M was Australian, while the respondent father (F) was British. They married in Australia and lived there until 2010, when they came to the United Kingdom. M became unhappy and the marriage began to break down. In May 2011, F told M that he wanted a divorce. Three days later, M took C, who were then aged three and two, and flew with them back to Australia. Proceedings under the Hague Convention on the Civil Aspects of International Child Abduction 1980 were issued, and in August 2012 C returned to the UK with F. The parties had agreed that, whatever decision the court reached as to which country C should reside in, they would both reside in that country and look after C under a shared-care arrangement. An expert had commented that F would be entitled to return to reside and work in Australia. As to M’s immigration position here, it appeared that an application for leave to enter or remain would take between 40 and 48 weeks to be resolved; she stated that, if she had to stay in the UK, she would be prevented from working and have to live at subsistence level, without family and friends.
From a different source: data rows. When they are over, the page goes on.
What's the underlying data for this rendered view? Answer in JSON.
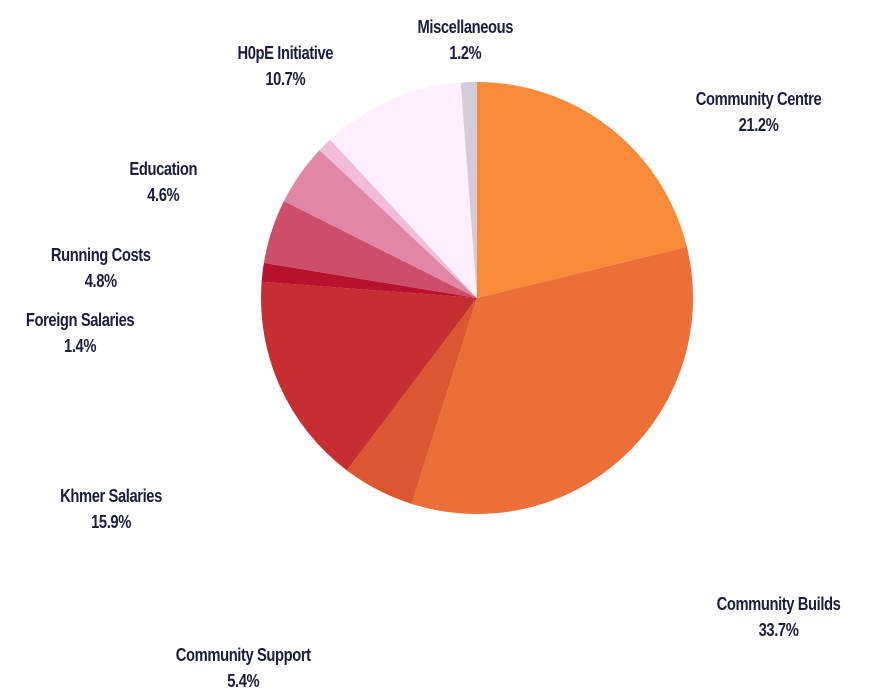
{
  "chart_data": {
    "type": "pie",
    "start_angle": "12 o'clock",
    "direction": "clockwise",
    "slices": [
      {
        "label": "Community Centre",
        "value_label": "21.2%",
        "value": 21.2,
        "color": "#fa8b39"
      },
      {
        "label": "Community Builds",
        "value_label": "33.7%",
        "value": 33.7,
        "color": "#ec6f37"
      },
      {
        "label": "Community Support",
        "value_label": "5.4%",
        "value": 5.4,
        "color": "#dc5632"
      },
      {
        "label": "Khmer Salaries",
        "value_label": "15.9%",
        "value": 15.9,
        "color": "#c62e31"
      },
      {
        "label": "Foreign Salaries",
        "value_label": "1.4%",
        "value": 1.4,
        "color": "#b9122f"
      },
      {
        "label": "Running Costs",
        "value_label": "4.8%",
        "value": 4.8,
        "color": "#ce4d69"
      },
      {
        "label": "Education",
        "value_label": "4.6%",
        "value": 4.6,
        "color": "#e086a7"
      },
      {
        "label": "",
        "value_label": "",
        "value": 1.1,
        "color": "#f0bcd9"
      },
      {
        "label": "H0pE Initiative",
        "value_label": "10.7%",
        "value": 10.7,
        "color": "#ffeefe"
      },
      {
        "label": "Miscellaneous",
        "value_label": "1.2%",
        "value": 1.2,
        "color": "#d2cbdc"
      }
    ],
    "label_color": "#1b1e3d",
    "legend": "none"
  }
}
(1) In Kacem v Bashir  NZSC 112,  N.Z.L.R. 1, the Supreme Court of New Zealand had made some highly acute observations demonstrating the fallacy of the suggestion that there was some kind of presumption in favour of an application to relocate. There was no presumption in favour of the mother in a case like this; the court’s determination would involve a factual evaluation and a value judgment, Kacem considered (see paras 14-18 of judgment). (2) The instant decision should be based from first to last on the interests of C; the court had to shut out its strong feelings of sympathy for F in relation to what had been M’s high-handed, selfish and autocratic conduct, just as it should eschew any temptation to punish her for that conduct. C were not at risk of harm on either choice of country, and their physical, emotional and educational needs would be much the same in both countries. This was a knife-edge decision. The decisive factor was the impact the court’s decision would have on M and F. An adverse decision would bear far more heavily on M than it would on F. F was highly competent and self-sufficient; there would be no obstacles to his obtaining employment in Australia and to his finding a home suitable to share the care of the children in. M, on the other hand, was a fragile character. Her account of the misery she had suffered when residing in the UK had not been challenged. Even apart from the financial pressures she would endure here, she was less well equipped to face the relevant challenges were C to stay here than F would be were C to return to Australia. This was a case where F was the victim of his own virtues. An order would be made that, once in Australia, C would spend equal amounts of time with M and F (paras 47-48, 50-54).